Biblioteca Classense / Sala Muratori
26 marzo – 14 maggio – ore 17
L’Associazione Amici della Biblioteca Classense propone un ciclo di conferenze a tema scientifico.
Di seguito il programma degli incontri:
Giovedì 26 marzo
Improvvisazioni evolutive ovvero discussioni sui limiti della teorizzazione del vivente
con Andrea Roli (Dipartimento di Informatica – Scienza e Ingegneria – Università di Bologna)
Se gli organismi viventi possono essere descritti in termini di meccanismi fisico-chimici, ci domandiamo
quanto queste descrizioni possano essere estese a teorie in grado di esprimerne la complessità e catturare la variabilità dei percorsi evolutivi. Questo implica anche una discussione sulla predicibilità di tali
fenomeni: riconoscere questi limiti è un’occasione per iniziare l’esplorazione di nuovi territori scientifici.
Giovedì 23 aprile
Introduzione ai Sistemi Complessi
con Duccio Fanelli (Dipartimento di Fisica e Astronomia – Università di Firenze)

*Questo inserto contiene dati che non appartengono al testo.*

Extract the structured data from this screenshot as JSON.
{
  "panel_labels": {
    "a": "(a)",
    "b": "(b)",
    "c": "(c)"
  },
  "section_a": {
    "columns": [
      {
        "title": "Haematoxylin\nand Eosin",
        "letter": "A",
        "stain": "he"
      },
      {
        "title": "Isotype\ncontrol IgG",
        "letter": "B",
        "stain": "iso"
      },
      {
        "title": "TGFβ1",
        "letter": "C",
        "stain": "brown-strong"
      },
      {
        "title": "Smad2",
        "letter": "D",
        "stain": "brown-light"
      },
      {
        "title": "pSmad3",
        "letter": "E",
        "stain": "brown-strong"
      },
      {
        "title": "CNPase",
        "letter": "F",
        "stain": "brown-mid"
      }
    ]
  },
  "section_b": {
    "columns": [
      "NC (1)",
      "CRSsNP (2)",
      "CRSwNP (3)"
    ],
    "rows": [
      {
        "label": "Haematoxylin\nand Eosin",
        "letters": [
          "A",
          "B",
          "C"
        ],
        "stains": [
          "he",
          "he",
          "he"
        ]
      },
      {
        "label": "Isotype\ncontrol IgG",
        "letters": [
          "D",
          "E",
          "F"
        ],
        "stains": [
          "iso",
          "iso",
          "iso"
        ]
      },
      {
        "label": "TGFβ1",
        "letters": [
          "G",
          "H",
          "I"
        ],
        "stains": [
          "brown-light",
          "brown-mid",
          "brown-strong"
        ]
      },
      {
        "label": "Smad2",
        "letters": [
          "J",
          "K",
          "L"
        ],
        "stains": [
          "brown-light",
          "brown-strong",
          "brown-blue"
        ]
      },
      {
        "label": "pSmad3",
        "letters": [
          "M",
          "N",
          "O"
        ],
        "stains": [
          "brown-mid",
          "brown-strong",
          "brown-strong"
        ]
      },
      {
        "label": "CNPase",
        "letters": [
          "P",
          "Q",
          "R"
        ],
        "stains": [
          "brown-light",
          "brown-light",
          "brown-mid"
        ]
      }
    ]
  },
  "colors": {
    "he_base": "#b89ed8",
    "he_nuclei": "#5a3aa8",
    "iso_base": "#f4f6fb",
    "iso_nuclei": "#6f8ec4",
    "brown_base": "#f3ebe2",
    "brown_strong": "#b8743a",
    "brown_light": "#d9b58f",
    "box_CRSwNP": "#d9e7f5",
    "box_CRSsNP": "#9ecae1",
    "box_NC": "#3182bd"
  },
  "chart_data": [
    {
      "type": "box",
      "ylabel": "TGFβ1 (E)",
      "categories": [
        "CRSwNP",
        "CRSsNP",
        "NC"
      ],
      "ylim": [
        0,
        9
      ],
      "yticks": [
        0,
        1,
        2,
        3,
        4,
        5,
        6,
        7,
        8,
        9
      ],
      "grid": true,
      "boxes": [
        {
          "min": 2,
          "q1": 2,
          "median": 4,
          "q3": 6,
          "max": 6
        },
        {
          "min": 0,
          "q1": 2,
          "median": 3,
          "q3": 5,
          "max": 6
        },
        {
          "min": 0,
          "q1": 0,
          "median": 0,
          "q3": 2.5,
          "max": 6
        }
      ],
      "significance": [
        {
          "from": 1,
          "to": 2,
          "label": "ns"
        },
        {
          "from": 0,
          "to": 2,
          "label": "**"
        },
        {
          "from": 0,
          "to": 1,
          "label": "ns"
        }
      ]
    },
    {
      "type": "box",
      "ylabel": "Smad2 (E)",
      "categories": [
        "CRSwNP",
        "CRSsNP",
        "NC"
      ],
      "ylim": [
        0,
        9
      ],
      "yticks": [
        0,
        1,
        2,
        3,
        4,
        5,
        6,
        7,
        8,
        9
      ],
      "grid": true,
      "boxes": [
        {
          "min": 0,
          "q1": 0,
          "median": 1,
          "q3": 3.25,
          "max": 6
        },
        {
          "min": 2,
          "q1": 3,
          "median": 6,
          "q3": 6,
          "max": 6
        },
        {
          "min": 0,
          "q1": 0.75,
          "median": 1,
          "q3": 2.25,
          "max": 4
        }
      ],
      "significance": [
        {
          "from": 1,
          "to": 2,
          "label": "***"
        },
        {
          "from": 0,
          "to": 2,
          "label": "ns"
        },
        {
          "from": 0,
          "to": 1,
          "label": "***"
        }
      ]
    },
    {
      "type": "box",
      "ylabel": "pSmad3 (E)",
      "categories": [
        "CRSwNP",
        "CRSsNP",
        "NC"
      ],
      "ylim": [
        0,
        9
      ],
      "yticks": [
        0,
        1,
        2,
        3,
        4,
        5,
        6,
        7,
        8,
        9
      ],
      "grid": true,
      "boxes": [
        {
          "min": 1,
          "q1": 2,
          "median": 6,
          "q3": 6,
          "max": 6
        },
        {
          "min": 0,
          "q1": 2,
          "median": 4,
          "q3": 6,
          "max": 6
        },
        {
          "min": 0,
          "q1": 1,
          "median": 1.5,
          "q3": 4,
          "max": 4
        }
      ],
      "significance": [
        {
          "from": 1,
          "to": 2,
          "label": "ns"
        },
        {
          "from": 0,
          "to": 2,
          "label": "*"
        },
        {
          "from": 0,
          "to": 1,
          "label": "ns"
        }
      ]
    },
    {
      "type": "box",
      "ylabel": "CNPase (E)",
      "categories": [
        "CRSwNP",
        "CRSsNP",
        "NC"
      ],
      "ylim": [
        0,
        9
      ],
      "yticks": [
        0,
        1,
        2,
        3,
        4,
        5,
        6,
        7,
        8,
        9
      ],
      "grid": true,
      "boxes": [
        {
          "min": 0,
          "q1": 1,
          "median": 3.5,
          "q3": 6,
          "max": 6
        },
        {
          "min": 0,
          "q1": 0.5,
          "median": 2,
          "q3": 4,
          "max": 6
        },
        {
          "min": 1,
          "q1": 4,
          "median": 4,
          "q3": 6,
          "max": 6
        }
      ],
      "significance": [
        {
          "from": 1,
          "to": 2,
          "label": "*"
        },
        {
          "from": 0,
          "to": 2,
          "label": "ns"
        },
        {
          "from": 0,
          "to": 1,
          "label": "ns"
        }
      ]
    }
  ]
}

La Fisica dei Sistemi Complessi si interessa allo studio di una vasta gamma di problemi che condividono
un comune denominatore: si tratta di sistemi formati da molti elementi (o agenti) interdipendenti che, a
partire da semplici regole di interazione, sono capaci di generare dinamiche d’insieme straordinariamente ricche ed articolate. Lo studio di uno stormo di uccelli, la dinamica coerente di un banco di pesci sotto l’attacco di un predatore, il funzionamento delle cellule, la sincronizzazione in aree diverse del
cervello e l’intelligenza artificiale in reti sintetiche, il clima ed i problemi legati ai cambiamenti climatici
sono tutti sistemi complessi che, pur nel rispetto delle intrinseche specificità, possono essere ricondotti
a leggi generali dalla valenza universale. L’intervento affronterà alcuni aspetti interessanti e per certi
versi sorprendenti della modellizzazione di questi fenomeni, con riferimento ad esempi illustrativi.
Giovedì 14 maggio
Viaggio tra le fondamenta dell’Universo
con Federica Fabbri (Dipartimento di Fisica e Astronomia – Università di Bologna)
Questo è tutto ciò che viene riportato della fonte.